Dans son journal Le Publiciste de la République française du 4 juillet 1793, il décrivait encore les enragés de la façon suivante : « Ces intrigants ne se contentent pas d’être les factotums de leurs sections respectives, ils s’agitent du matin au soir pour s’introduire dans toutes les sociétés populaires, les influencer et en devenir enfin les grands faiseurs. Tels sont les trois individus bruyants qui s’étaient emparés de la section des Gravilliers, de la Société fraternelle et de celle des Cordeliers : je veux parler du petit Leclerc, de Varlet et de l’abbé Renaudi soi-disant Jacques Roux »[7]. En plus de ces trois hommes, on peut aussi citer Pauline Léon et Claire Lacombe, toutes deux membres des républicaines révolutionnaires.

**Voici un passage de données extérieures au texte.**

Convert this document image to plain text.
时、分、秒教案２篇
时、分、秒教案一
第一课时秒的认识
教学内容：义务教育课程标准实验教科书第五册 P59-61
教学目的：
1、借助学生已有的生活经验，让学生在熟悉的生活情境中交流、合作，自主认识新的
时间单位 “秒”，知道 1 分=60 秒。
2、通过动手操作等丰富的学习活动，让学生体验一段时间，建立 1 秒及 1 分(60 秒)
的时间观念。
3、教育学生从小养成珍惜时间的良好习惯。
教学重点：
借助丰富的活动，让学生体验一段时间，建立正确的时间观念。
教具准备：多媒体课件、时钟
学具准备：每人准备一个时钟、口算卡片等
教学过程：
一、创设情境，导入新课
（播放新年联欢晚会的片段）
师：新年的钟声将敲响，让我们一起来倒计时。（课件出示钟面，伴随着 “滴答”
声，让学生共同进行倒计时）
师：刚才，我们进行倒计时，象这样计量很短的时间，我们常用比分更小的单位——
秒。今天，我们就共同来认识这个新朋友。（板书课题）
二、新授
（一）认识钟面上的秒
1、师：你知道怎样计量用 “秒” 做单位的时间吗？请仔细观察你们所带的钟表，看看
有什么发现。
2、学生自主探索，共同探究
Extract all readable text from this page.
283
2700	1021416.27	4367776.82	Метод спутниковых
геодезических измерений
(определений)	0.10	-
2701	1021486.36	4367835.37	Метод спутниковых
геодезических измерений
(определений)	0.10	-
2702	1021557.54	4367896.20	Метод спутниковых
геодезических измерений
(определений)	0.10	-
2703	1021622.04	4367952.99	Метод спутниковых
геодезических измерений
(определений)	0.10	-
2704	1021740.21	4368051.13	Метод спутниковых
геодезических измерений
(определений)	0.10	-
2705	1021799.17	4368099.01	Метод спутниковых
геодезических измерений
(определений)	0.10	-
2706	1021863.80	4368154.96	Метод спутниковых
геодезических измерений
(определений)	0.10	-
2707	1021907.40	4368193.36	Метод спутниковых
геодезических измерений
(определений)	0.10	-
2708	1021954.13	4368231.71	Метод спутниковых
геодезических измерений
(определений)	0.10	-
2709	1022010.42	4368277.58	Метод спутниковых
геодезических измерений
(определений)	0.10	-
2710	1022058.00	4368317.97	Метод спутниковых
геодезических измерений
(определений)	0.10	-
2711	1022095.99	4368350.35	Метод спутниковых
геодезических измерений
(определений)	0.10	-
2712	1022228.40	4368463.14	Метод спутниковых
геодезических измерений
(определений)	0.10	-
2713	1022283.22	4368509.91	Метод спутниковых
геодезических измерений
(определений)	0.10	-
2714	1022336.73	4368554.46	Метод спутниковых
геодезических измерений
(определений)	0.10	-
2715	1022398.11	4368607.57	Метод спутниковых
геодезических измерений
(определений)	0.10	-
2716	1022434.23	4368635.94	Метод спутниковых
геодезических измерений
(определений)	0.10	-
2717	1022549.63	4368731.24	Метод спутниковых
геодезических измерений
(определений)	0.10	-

Les Hébertistes en feront tout autant, mais il est vrai qu'ils occupaient un créneau revendicatif très proche du leur et surtout en tiraient profit, aussi ils n'auront de cesse d'éliminer les Enragés vus comme concurrents.

Si la critique girondine peut se comprendre aisément, plus surprenante est cette position des grandes voix de la Montagne. Les Montagnards partageaient en fait avec les Girondins le dogme du caractère sacré de la propriété privée et du libéralisme économique. Le 25 février Robespierre le traduisait clairement « Je ne dis pas que le peuple soit coupable, je ne dis pas que ses actes soient un attentat, mais quand le peuple se lève, ne doit-il pas avoir un but digne de lui, amis de chétives marchandises vont-elles l'occuper »[6] Cette approche idéaliste d'un peuple désincarnée ne résistera pas à la pression des sans-culottes, d'autant que la Montagne a besoin de leur soutien pour éliminer les Girondins.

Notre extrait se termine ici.